Chaque nom de personne ou de compagnie mauricienne qui y est cité doit être considéré comme un « red flag » par le régulateur. Car il est clair, selon la ‘FSC Act’, que tout directeur de compagnie faisant face à une mauvaise presse au niveau international doit être soumis à un « fit and proper check » pour voir s’il est « fit and proper » pour gérer une société. Dans le cas présent, les deux personnes dont les noms ont été mentionnés siègent, selon mes informations, au sein de plusieurs compagnies. Le cas de Sattar Hajee Abdoula est encore plus frappant puisqu’il est chairman de la SBM. À mon avis, la Banque de Maurice (BoM) aurait dû, elle aussi, initier une enquête pour déterminer s’il correspond au « fit and proper test » et d’établir s’il peut toujours assumer ses fonctions au sein de cette banque. 

Q : Êtes-vous étonné que le nom de Sattar Hajee Abdoula y figure ?

Je ne suis nullement surpris que son nom y apparaisse. Les Mauriciens savent désormais très bien comment il a eu de l’argent. Il est même connu comme ‘paisa wala’. Il a obtenu beaucoup de contrats du gouvernement.
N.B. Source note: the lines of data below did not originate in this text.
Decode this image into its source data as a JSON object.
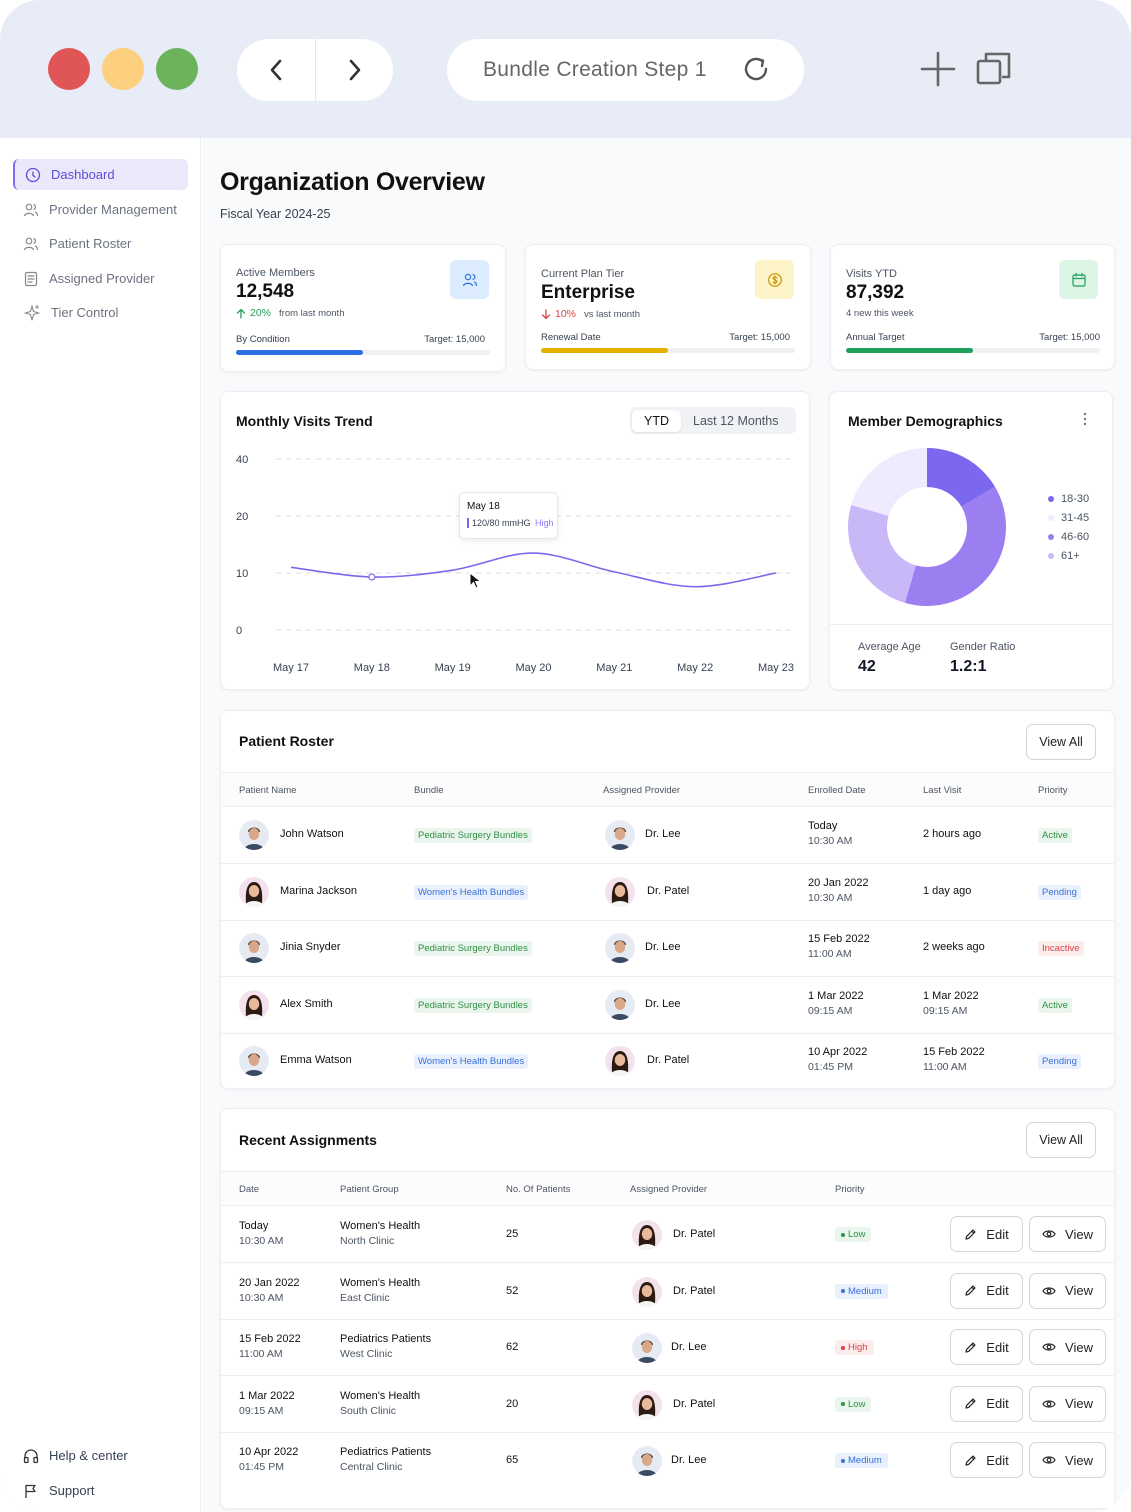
{
  "browser": {
    "url_title": "Bundle Creation Step 1"
  },
  "sidebar": {
    "items": [
      {
        "label": "Dashboard",
        "icon": "dashboard-icon",
        "active": true
      },
      {
        "label": "Provider Management",
        "icon": "users-icon"
      },
      {
        "label": "Patient Roster",
        "icon": "users-icon"
      },
      {
        "label": "Assigned Provider",
        "icon": "document-icon"
      },
      {
        "label": "Tier Control",
        "icon": "sparkle-icon"
      }
    ],
    "bottom": [
      {
        "label": "Help & center",
        "icon": "headphones-icon"
      },
      {
        "label": "Support",
        "icon": "flag-icon"
      }
    ]
  },
  "header": {
    "title": "Organization Overview",
    "subtitle": "Fiscal Year 2024-25"
  },
  "stats": [
    {
      "label": "Active Members",
      "value": "12,548",
      "change": "20%",
      "change_note": "from last month",
      "direction": "up",
      "bar_label": "By Condition",
      "target": "Target: 15,000",
      "progress": 0.5,
      "color": "#2b6fe0",
      "icon_bg": "#dcebfd",
      "icon": "users-icon"
    },
    {
      "label": "Current Plan Tier",
      "value": "Enterprise",
      "change": "10%",
      "change_note": "vs last month",
      "direction": "down",
      "bar_label": "Renewal Date",
      "target": "Target: 15,000",
      "progress": 0.5,
      "color": "#e6b000",
      "icon_bg": "#fcf3c6",
      "icon": "dollar-icon"
    },
    {
      "label": "Visits YTD",
      "value": "87,392",
      "change": "",
      "change_note": "4 new this week",
      "direction": "none",
      "bar_label": "Annual Target",
      "target": "Target: 15,000",
      "progress": 0.5,
      "color": "#1fa05a",
      "icon_bg": "#dcf5e4",
      "icon": "calendar-icon"
    }
  ],
  "trend": {
    "title": "Monthly Visits Trend",
    "toggle": [
      "YTD",
      "Last 12 Months"
    ],
    "tooltip": {
      "date": "May 18",
      "value": "120/80 mmHG",
      "level": "High"
    }
  },
  "chart_data": {
    "type": "line",
    "title": "Monthly Visits Trend",
    "x": [
      "May 17",
      "May 18",
      "May 19",
      "May 20",
      "May 21",
      "May 22",
      "May 23"
    ],
    "yticks": [
      0,
      10,
      20,
      40
    ],
    "series": [
      {
        "values": [
          11,
          9.3,
          10.5,
          13.5,
          10.2,
          7.6,
          10
        ]
      }
    ],
    "color": "#7b68ee"
  },
  "demographics": {
    "title": "Member Demographics",
    "legend": [
      "18-30",
      "31-45",
      "46-60",
      "61+"
    ],
    "stats": [
      {
        "label": "Average Age",
        "value": "42"
      },
      {
        "label": "Gender Ratio",
        "value": "1.2:1"
      }
    ]
  },
  "roster": {
    "title": "Patient Roster",
    "view_all": "View All",
    "columns": [
      "Patient Name",
      "Bundle",
      "Assigned Provider",
      "Enrolled Date",
      "Last Visit",
      "Priority"
    ],
    "rows": [
      {
        "name": "John Watson",
        "bundle": "Pediatric Surgery Bundles",
        "bundle_color": "green",
        "provider": "Dr. Lee",
        "enrolled": "Today",
        "enrolled_time": "10:30 AM",
        "last": "2 hours ago",
        "last_time": "",
        "status": "Active",
        "status_color": "green"
      },
      {
        "name": "Marina Jackson",
        "bundle": "Women's Health Bundles",
        "bundle_color": "blue",
        "provider": "Dr. Patel",
        "enrolled": "20 Jan 2022",
        "enrolled_time": "10:30 AM",
        "last": "1 day ago",
        "last_time": "",
        "status": "Pending",
        "status_color": "blue"
      },
      {
        "name": "Jinia Snyder",
        "bundle": "Pediatric Surgery Bundles",
        "bundle_color": "green",
        "provider": "Dr. Lee",
        "enrolled": "15 Feb 2022",
        "enrolled_time": "11:00 AM",
        "last": "2 weeks ago",
        "last_time": "",
        "status": "Incactive",
        "status_color": "red"
      },
      {
        "name": "Alex Smith",
        "bundle": "Pediatric Surgery Bundles",
        "bundle_color": "green",
        "provider": "Dr. Lee",
        "enrolled": "1 Mar 2022",
        "enrolled_time": "09:15 AM",
        "last": "1 Mar 2022",
        "last_time": "09:15 AM",
        "status": "Active",
        "status_color": "green"
      },
      {
        "name": "Emma Watson",
        "bundle": "Women's Health Bundles",
        "bundle_color": "blue",
        "provider": "Dr. Patel",
        "enrolled": "10 Apr 2022",
        "enrolled_time": "01:45 PM",
        "last": "15 Feb 2022",
        "last_time": "11:00 AM",
        "status": "Pending",
        "status_color": "blue"
      }
    ]
  },
  "assignments": {
    "title": "Recent Assignments",
    "view_all": "View All",
    "columns": [
      "Date",
      "Patient Group",
      "No. Of Patients",
      "Assigned Provider",
      "Priority"
    ],
    "edit_label": "Edit",
    "view_label": "View",
    "rows": [
      {
        "date": "Today",
        "time": "10:30 AM",
        "group": "Women's Health",
        "clinic": "North Clinic",
        "count": "25",
        "provider": "Dr. Patel",
        "priority": "Low",
        "priority_color": "green"
      },
      {
        "date": "20 Jan 2022",
        "time": "10:30 AM",
        "group": "Women's Health",
        "clinic": "East Clinic",
        "count": "52",
        "provider": "Dr. Patel",
        "priority": "Medium",
        "priority_color": "blue"
      },
      {
        "date": "15 Feb 2022",
        "time": "11:00 AM",
        "group": "Pediatrics Patients",
        "clinic": "West Clinic",
        "count": "62",
        "provider": "Dr. Lee",
        "priority": "High",
        "priority_color": "red"
      },
      {
        "date": "1 Mar 2022",
        "time": "09:15 AM",
        "group": "Women's Health",
        "clinic": "South Clinic",
        "count": "20",
        "provider": "Dr. Patel",
        "priority": "Low",
        "priority_color": "green"
      },
      {
        "date": "10 Apr 2022",
        "time": "01:45 PM",
        "group": "Pediatrics Patients",
        "clinic": "Central Clinic",
        "count": "65",
        "provider": "Dr. Lee",
        "priority": "Medium",
        "priority_color": "blue"
      }
    ]
  }
}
On se demande d’ailleurs où il trouve le temps pour accumuler autant de responsabilités et comment il fait pour pouvoir opérer dans une « ethical manner ». Une personne ayant deux bras, deux jambes et une tête ne peut pas occuper dix responsabilités et les accomplir toutes à la perfection. Il y aura forcément une défaillance quelque part.

C’est ce que le peuple doit se demander : cette personne peut-elle occuper autant de responsabilités alors que dans certains pays, une limite est imposée sur le nombre de boards sur lesquels peut siéger quelqu’un/e ? Je pense que si une enquête en profondeur est initiée pour savoir à quoi ont servi ces structures, beaucoup d’informations et de vérités surgiront. Il suffit que le régulateur, en l’occurrence la FSC, retrace ce genre de transactions pour savoir ce qui se passe dans notre offshore.
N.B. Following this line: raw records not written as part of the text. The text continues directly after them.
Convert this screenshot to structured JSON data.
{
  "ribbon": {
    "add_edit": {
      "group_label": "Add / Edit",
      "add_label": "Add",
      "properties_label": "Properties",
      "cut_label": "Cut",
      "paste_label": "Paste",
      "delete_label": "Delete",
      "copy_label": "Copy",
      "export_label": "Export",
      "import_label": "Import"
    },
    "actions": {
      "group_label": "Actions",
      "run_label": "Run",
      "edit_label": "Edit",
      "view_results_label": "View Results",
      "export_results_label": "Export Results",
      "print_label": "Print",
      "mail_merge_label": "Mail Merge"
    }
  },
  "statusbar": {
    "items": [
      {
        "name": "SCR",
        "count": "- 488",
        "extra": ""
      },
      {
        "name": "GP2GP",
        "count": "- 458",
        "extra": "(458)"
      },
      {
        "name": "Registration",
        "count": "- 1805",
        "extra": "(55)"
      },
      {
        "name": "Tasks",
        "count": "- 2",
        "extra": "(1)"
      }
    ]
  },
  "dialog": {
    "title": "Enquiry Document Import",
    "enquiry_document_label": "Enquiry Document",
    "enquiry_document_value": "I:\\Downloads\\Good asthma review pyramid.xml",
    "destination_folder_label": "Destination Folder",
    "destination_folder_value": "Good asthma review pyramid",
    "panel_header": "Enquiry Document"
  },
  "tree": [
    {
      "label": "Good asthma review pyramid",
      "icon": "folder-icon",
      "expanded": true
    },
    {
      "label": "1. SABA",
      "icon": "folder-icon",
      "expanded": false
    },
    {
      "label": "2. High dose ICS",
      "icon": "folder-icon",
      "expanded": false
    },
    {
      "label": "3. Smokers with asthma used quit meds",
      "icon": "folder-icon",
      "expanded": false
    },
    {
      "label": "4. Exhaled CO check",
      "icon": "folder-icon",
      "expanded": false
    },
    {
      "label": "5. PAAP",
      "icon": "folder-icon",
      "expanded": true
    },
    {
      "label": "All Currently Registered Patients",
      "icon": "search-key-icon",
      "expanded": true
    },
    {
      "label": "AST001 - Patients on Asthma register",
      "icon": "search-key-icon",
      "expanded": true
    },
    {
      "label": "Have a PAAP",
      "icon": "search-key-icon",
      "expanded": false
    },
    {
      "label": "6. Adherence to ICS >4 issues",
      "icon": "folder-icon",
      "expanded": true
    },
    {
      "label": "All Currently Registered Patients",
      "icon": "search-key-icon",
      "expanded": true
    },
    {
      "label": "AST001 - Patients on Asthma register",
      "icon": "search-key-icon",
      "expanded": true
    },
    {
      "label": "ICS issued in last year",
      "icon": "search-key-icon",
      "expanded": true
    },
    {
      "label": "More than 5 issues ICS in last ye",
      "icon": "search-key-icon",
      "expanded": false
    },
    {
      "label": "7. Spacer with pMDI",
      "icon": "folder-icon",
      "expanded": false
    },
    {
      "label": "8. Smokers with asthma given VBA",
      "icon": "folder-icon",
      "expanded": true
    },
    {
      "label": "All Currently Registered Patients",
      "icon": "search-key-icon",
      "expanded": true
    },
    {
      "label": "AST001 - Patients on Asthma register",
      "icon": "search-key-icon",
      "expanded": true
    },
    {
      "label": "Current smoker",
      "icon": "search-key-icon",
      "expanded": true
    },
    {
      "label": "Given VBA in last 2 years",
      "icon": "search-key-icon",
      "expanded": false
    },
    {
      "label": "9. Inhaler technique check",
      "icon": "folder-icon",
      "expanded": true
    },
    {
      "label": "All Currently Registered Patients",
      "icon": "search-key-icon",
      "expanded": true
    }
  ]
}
Q : Et celui de Jaye Jingree, financier proche du MSM ?

C’est une personne qui a su maintenir une certaine discrétion. Je me souviens cependant d’un cas où sa firme offshore avait été citée pas forcément pour les bonnes raisons, mais on n’en a rien entendu par la suite. Le point commun entre Sattar Hajee Abdoula et Jaye Jhingree, c’est qu’ils sont tous les deux connectés politiquement. Ce qui indique qu’il est fort probable que ces structures aient pu être utilisées à d’autres fins que celles dont elles sont traditionnellement destinées.
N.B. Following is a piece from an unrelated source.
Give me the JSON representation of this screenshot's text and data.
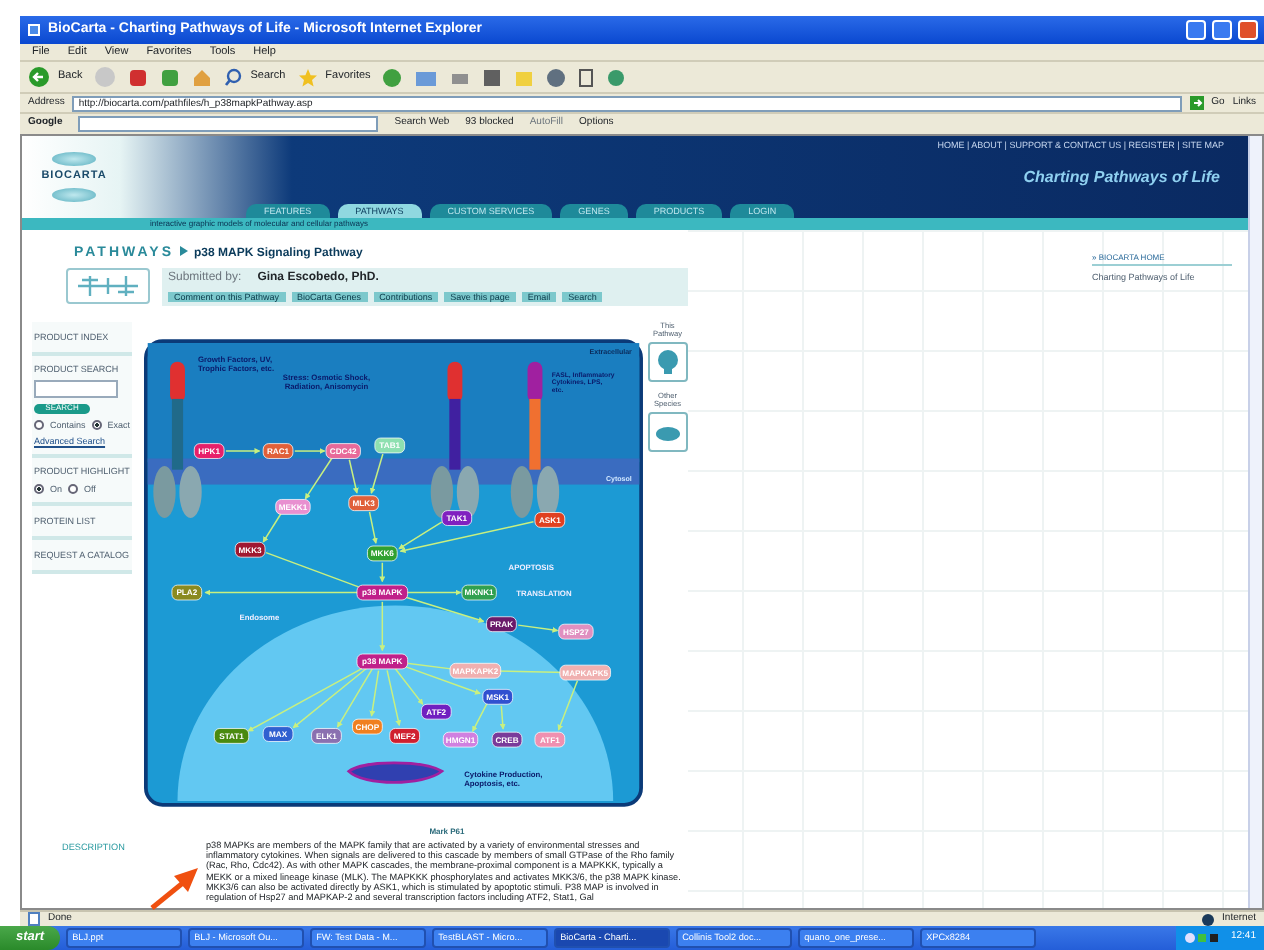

Les « politically exposed persons » doivent être sujettes à des vérifications et des ‘checks’ approfondis pour voir à quel genre de transactions elles se livrent pour s’assurer qu’elles n’exposent pas notre centre financier outre mesure à d’éventuels risques réputationnels, surtout dans le contexte actuel où on attend toujours de sortir de la liste grise de la FATF et la liste noire de l’UE. La FSC, si elle veut envoyer un signal fort aux régulateurs internationaux, doit montrer qu’elle ne se livre pas à des partis-pris et qu’elle travaille comme il se doit pour enquêter et pour comprendre le mécanisme utilisé pour faire des transactions qui ne cadrent pas forcément avec les lois du pays.

Q : Mais concrètement, qu’y a-t-il « d’immoral » ou « d’illégal » d’investir dans une autre juridiction ?

Le ministre Seeruttun maîtrisait très bien les dossiers liés aux plantations de cannes et de légumes, mais, à mon avis, il ne comprend pas ceux de la haute finance. Il a envoyé un très mauvais signal aux investisseurs et à d’autres institutions à un moment où on lutte pour sortir de la liste grise et noire de la FATF et de l’UE respectivement. Sa déclaration prouve qu’il ne comprend rien dans la gestion des risques liés à l’‘Anti-Money Laundering’-‘Combating the Financing of Terrorism’ (AML-CFT). Ces structures, comme je l’ai dit, sont utilisées principalement pour canaliser les richesses mal gagnées. Quand des entités mauriciennes sont utilisées pour canaliser ces richesses, je considère que le régulateur local doit impérativement ouvrir une enquête pour au moins obtenir des ‘preliminary information’ visant à comprendre les activités et les transactions auxquelles elles se livrent. Il y va de la réputation de notre centre financier.

Q : Mais le ministre des Services financiers ne semble pas partager cet avis !

S’il voulait envoyer un signal clair, il aurait dû annoncer qu’une enquête sera instituée par la FSC. Je ne comprends pas comment il peut dire qu’il n’y a rien d’illégal ou d’immoral d’investir dans une autre juridiction sans qu’il n’y ait une enquête. Sa réaction n’est pas en ligne de ce que recherche la FATF. Celle-ci veut un engagement ferme et concret du gouvernement pour militer contre le blanchiment d’argent et le financement du terrorisme.

Le ministre Seeruttun aurait dû montrer qu’il ne tolérerait aucune maldonne et que celle-ci sera sanctionnée, s’il y en a eu. Je me pose toutefois une question : une personne comme Mahen Seeruttun peut-elle annoncer une enquête sur le ‘right-hand man’ du Big Boss ? Je ne le crois pas. Sattar Hajee Abdoula est peut-être plus puissant que Seeruttun lui-même. Sa déclaration a dû certainement faire mauvaise impression auprès de la FATF et de l’UE alors que ces derniers attendent un message très clair au plus haut niveau du pays que les activités louches ne seront pas tolérées.

Q : Cela risque-t-il de compromettre notre sortie de la liste grise de la FATF ?

N’importe quel événement qui démontre qu’il y a une carence au niveau de notre système de contrôle entraînera définitivement un impact négatif pour Maurice. Les régulateurs internationaux surveillent de très près les signaux qui sont envoyés par les autorités. Quand j’etais ministre des Services financiers, les Nations Unies nous avait félicité pour les actions prises au niveau du gouvernement pour ‘track’ les maldonnes et les cas suspects.

Je trouve très grave que l’actuel ministre traite la présente situation avec autant de légèreté. Ce qui démontre une faiblesse et une maladresse au niveau de l’analyse de nos dirigeants. Cela peut créer de gros problèmes à l’avenir. Le centre financier, rappelons-le, est de plus en plus vital pour notre économie. Nous avions de grandes ambitions pour ce secteur, mais jusqu’ici, rien n’a été fait concernant le Blueprint 2020-2030 sur lequel j’avais travaillé. Si notre centre financier n’est pas dirigé par les bonnes personnes, cela diminuera nos chances de réussir.